Different types of sensors in the airspace engineering

Different types of sensors in the airspace engineering

In aviation, to ensure an aircraft functions effectively and safely, a plethora of complex equipment and systems are required. Electronic sensors play a huge role in aircraft. They allow for efficacious feedback of a variety of flight conditions and help measure variables such as control and navigation. A broad range of sensors is used in aviation, as you might imagine, to help operations run as smoothly as possible.

In fact, there are too many to mention in one article, so let’s take a look at some of the key sensors that are featured in airspace engineering today.

Liquid level sensors

These sensors assist with the all-important matter of fuel. They monitor fuel, oil and coolant levels. They also monitor fluid levels in wastewater reservoirs, hydraulic reservoirs and collection sumps.

Flow sensors

These work in combination with liquid level sensors and they monitor the flow rates of liquid levels in an aircraft. This includes the flow rate and quantities of lubricating oil and coolant fuel in bleed air systems and fuel transfer systems.

Temperature sensors

These help with observing the temperature of a range of engine parts in the aircraft. Consisting of thermometers, bi-metallic temperature gauges, ratiometers, Wheatstone bridge indicators and thermocouple temperature indicators, temperature sensors measure fuel, hydraulic oils, environmental cooling systems and refrigerants. Being able to keep an eye on whether components of an engine become too hot or cold can help detect any potential faults.

Pressure sensors

Based on a pre-set figure at the sensing location, pressure sensors allow a pilot to see whether pressure levels are above or below this figure.
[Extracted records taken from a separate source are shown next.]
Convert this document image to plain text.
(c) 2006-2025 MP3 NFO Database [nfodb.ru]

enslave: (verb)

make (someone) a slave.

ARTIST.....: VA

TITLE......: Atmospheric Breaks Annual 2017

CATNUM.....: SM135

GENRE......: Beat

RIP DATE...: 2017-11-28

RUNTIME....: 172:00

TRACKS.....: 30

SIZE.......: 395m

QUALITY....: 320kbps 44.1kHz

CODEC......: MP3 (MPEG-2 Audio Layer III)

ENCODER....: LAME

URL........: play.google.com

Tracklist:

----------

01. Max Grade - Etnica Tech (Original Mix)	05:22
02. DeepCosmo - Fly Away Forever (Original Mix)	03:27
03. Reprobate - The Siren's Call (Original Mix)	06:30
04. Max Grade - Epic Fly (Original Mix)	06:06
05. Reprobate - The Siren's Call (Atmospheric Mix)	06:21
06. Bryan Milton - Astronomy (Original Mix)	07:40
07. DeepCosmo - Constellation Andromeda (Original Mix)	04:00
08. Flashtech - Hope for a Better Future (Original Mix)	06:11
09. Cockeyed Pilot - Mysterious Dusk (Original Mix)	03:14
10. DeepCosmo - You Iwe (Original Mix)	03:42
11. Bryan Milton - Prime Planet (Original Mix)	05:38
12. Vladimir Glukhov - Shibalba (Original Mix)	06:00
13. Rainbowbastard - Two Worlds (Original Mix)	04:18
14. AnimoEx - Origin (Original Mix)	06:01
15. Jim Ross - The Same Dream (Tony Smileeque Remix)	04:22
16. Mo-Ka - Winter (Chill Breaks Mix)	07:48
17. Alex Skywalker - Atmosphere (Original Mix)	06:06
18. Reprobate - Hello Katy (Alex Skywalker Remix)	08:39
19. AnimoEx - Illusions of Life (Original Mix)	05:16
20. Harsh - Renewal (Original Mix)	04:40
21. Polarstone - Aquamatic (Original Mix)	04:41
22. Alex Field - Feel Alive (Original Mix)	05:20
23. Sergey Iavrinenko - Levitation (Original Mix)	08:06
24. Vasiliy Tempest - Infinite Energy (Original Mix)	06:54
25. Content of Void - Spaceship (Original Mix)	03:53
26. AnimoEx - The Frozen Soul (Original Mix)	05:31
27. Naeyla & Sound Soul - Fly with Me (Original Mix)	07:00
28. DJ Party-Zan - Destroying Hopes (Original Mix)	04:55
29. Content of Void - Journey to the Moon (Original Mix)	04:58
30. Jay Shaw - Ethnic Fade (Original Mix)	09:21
They monitor the pressure in raising and lowering landing gear, oxygen tanks, hydraulic systems, and braking, heating and cooling fluids.

Position sensors

These help to provide position reference, responsible for angular and rotatory measurements and movements of an aircraft. Rotary variable differential transformers (RVDT) and linear variable differential transformers (LVDT) are the most common kinds of positional sensors you will find in aircraft engineering.

Force and vibration sensors

These measure the force and torque in control systems on an aircraft, including braking systems and ailerons.


Gyroscopes allow for the measurement of angular velocity and assist with direction indication. They control flight instruments such as attitude indicators and turn indicators. As well as mechanical versions, gyroscopes can be found in a ring laser format and microelectromechanical systems (MEMS) gyroscopes.


Altimeters monitor the altitude of an aircraft by measuring static air pressure. They measure the height of a plane above a fixed level.

Magnetometers and compasses

By measuring the Earth’s magnetic field, these two sensors help indicate the direction of an aircraft.


An aircraft requires a tachometer for each of its engines. These measure the revolutions per minute (RPM) of an aeroplane engine.

In summary

To ensure an aircraft and its pilot fulfil their desired duties, it’s important to have these kinds of sensors. Measuring flight conditions allow for the accurate risk assessment, optimal control and efficient operation of these aerospace vehicles.